Mathematical models of acute inflammation and counterregulation are used as
explanatory mechanisms driving insulin sensitivity, which enforce pathway
specific dynamics on overall glucose dynamics. Both pathways are evaluated to
determine whether they act individually or concurrently to produce observed
insulin resistance and stress hyperglycemia in ICU patients.

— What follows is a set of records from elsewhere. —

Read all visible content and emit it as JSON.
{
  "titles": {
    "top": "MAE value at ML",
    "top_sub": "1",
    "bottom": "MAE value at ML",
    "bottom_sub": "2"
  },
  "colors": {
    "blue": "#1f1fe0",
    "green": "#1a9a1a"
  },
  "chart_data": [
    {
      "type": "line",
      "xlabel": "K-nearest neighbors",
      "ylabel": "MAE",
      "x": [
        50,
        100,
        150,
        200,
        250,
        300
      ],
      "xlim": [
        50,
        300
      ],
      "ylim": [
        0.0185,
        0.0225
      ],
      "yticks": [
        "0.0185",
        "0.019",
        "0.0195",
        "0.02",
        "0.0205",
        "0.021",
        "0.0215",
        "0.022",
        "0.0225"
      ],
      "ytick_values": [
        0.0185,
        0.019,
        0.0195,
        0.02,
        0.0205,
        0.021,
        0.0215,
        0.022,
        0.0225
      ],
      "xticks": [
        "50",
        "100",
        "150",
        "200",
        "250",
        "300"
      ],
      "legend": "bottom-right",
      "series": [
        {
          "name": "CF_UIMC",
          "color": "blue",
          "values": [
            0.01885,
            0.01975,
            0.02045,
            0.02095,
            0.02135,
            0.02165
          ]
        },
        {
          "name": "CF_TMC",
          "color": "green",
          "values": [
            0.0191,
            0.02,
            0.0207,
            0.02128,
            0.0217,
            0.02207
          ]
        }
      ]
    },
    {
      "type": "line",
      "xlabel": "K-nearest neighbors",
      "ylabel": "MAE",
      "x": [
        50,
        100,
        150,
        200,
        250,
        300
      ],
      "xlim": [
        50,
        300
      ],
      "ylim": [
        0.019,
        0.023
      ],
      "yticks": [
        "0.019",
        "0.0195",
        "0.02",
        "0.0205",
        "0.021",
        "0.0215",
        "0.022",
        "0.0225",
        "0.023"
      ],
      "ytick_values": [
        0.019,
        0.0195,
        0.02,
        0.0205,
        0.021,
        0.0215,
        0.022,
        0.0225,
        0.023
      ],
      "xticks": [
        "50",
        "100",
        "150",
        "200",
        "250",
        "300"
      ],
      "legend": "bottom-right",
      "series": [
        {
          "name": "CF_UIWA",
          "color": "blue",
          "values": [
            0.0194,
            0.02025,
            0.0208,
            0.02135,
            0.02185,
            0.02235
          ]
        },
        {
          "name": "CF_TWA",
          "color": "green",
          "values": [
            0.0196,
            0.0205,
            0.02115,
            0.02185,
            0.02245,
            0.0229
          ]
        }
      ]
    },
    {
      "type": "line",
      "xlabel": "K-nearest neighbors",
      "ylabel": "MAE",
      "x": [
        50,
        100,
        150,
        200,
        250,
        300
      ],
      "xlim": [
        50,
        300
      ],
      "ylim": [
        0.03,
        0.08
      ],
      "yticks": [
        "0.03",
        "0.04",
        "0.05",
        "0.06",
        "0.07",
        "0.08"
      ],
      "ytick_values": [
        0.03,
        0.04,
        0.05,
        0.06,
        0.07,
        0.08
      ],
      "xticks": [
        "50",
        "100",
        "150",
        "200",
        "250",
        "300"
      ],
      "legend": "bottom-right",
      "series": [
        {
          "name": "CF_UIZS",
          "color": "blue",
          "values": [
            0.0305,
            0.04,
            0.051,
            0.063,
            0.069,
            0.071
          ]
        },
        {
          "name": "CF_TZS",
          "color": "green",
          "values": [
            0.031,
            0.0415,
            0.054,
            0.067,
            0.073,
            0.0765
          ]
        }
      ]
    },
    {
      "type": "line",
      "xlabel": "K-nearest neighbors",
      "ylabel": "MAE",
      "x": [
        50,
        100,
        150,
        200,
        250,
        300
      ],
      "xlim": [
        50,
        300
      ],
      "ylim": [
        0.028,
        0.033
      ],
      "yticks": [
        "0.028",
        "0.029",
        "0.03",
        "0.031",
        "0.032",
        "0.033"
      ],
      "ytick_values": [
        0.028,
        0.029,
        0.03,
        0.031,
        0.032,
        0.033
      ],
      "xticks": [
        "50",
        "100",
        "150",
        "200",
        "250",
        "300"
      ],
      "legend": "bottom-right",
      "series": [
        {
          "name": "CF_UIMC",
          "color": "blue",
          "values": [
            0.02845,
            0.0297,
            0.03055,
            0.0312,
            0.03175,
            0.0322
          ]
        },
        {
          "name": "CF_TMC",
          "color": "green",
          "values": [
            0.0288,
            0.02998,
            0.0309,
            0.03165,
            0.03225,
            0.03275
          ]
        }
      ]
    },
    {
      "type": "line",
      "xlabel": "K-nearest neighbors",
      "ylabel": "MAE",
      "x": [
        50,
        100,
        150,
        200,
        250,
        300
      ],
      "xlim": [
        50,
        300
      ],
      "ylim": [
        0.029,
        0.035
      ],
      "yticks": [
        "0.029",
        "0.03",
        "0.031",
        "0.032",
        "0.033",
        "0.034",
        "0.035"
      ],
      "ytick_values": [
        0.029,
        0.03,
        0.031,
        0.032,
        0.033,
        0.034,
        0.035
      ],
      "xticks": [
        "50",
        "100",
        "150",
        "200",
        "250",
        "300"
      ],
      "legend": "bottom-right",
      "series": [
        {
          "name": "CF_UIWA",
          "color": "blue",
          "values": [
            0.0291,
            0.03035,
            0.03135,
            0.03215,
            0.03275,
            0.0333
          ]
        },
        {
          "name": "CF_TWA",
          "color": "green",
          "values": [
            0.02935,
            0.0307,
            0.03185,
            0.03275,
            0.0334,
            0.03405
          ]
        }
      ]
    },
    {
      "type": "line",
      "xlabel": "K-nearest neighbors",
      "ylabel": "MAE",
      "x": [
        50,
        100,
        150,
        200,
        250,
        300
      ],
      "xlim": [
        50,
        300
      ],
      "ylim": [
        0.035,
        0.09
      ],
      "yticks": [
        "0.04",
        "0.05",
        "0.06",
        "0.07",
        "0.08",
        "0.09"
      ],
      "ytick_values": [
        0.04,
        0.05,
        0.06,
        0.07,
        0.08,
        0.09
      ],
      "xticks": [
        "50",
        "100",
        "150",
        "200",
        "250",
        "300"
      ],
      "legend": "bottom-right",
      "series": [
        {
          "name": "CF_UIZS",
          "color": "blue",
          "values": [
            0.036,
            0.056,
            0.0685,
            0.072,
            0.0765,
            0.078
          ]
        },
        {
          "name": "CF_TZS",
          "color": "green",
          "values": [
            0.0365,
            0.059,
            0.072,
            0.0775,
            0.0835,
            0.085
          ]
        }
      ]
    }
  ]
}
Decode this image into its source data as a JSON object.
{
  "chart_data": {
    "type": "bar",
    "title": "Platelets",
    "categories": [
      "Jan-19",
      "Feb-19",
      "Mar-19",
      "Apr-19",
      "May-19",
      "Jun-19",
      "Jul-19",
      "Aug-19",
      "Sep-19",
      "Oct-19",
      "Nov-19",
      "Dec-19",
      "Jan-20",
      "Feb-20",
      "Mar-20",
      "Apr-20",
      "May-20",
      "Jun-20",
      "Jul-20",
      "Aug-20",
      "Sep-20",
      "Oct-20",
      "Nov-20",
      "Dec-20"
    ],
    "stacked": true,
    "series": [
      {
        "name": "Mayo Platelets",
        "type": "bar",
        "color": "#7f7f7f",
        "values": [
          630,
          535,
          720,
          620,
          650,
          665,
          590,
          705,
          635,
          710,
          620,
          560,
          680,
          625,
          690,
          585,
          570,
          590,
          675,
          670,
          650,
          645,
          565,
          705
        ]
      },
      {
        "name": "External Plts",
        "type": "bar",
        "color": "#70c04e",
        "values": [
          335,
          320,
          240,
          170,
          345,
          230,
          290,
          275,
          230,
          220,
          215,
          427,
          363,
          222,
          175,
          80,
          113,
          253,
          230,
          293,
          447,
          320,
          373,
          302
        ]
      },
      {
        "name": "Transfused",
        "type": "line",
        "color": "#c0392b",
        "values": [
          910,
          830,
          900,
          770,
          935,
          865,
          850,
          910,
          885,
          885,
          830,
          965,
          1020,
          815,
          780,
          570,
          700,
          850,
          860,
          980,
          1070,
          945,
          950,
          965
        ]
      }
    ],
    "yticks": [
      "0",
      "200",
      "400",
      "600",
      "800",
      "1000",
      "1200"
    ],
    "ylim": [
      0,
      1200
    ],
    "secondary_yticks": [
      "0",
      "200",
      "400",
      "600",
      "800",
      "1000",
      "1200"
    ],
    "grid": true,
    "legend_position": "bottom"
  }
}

This model of glucose and insulin, combined with mechanistic
counterregulatory and inflammatory dynamics, serves as a simulation platform to
generate clinically-relevant critically ill patient metabolic profiles. A
library of time-varying metabolic parameter profiles is fit to a subset of the
215 trauma victims from two hospital centers in the Cologne area participating
in the German Trauma Registry effort, to provide a virtual patient cohort
matching the dynamics of clinical response. Such a virtual patient platform is
useful for developing DSS control strategies, as well as to better understand
possible patient differentiation metrics for separating treatment cohorts (e.g., counterregulation driven,
inflammation driven, or both) for which treatment strategies may differ as a
result of their metabolic upset.

References

1.
Van den Berghe G, Wouters P, Weekers F, Verwaest C, Bruyninckx F, et al. (2001)
Intensive insulin therapy in critically ill patients. New England journal of
medicine 345: 1359-1367.

2.
Krinsley JS (2004) Effect of an intensive glucose management protocol on the
mortality of critically ill adult patients. Mayo Clinic Proceedings. Elsevier,
volume 79, pp. 992-1000.

3.
Finfer S (2009) Intensive versus conventional glucose control in critically ill
patients. New England Journal of Medicine 360: 1283-1297.

4.
Finfer S (2012) Hypoglycemia and risk of death in critically ill patients. New
England Journal of Medicine 367: 1108-1118.

5.
Brealey D, Singer M (2009) Hyperglycemia in critical illness: A review. Journal
of Diabetes Science and Technology 3: 1250-1260.

6.
Lin J, Razak NN, Pretty CG, Le Compte A, Docherty P, et al. (2011) A physiological
intensive control insulin-nutrition-glucose (ICING) model validated in
critically ill patients. Computer Methods and Programs in Biomedicine 102:
192-205.

7.
Plomgaard P, Bouzakri K, Krogh-Madsen R, Mittendorfer B, Zierath JR, et al.
(2005) Tumor necrosis factor-α induces
skeletal muscle insulin resistance in healthy human subjects via inhibition of
akt substrate 160 phosphorylation. Diabetes 54: 2939-2945.

8.
Rizza RA, Mandarino LJ, Gerich JE (1982) Cortisol-induced insulin resistance in
man: Impaired suppression of glucose production and stimulation of glucose
utilization due to a postreceptor defect of insulin action. The Journal of
Clinical Endocrinology & Metabolism 54: 131-138.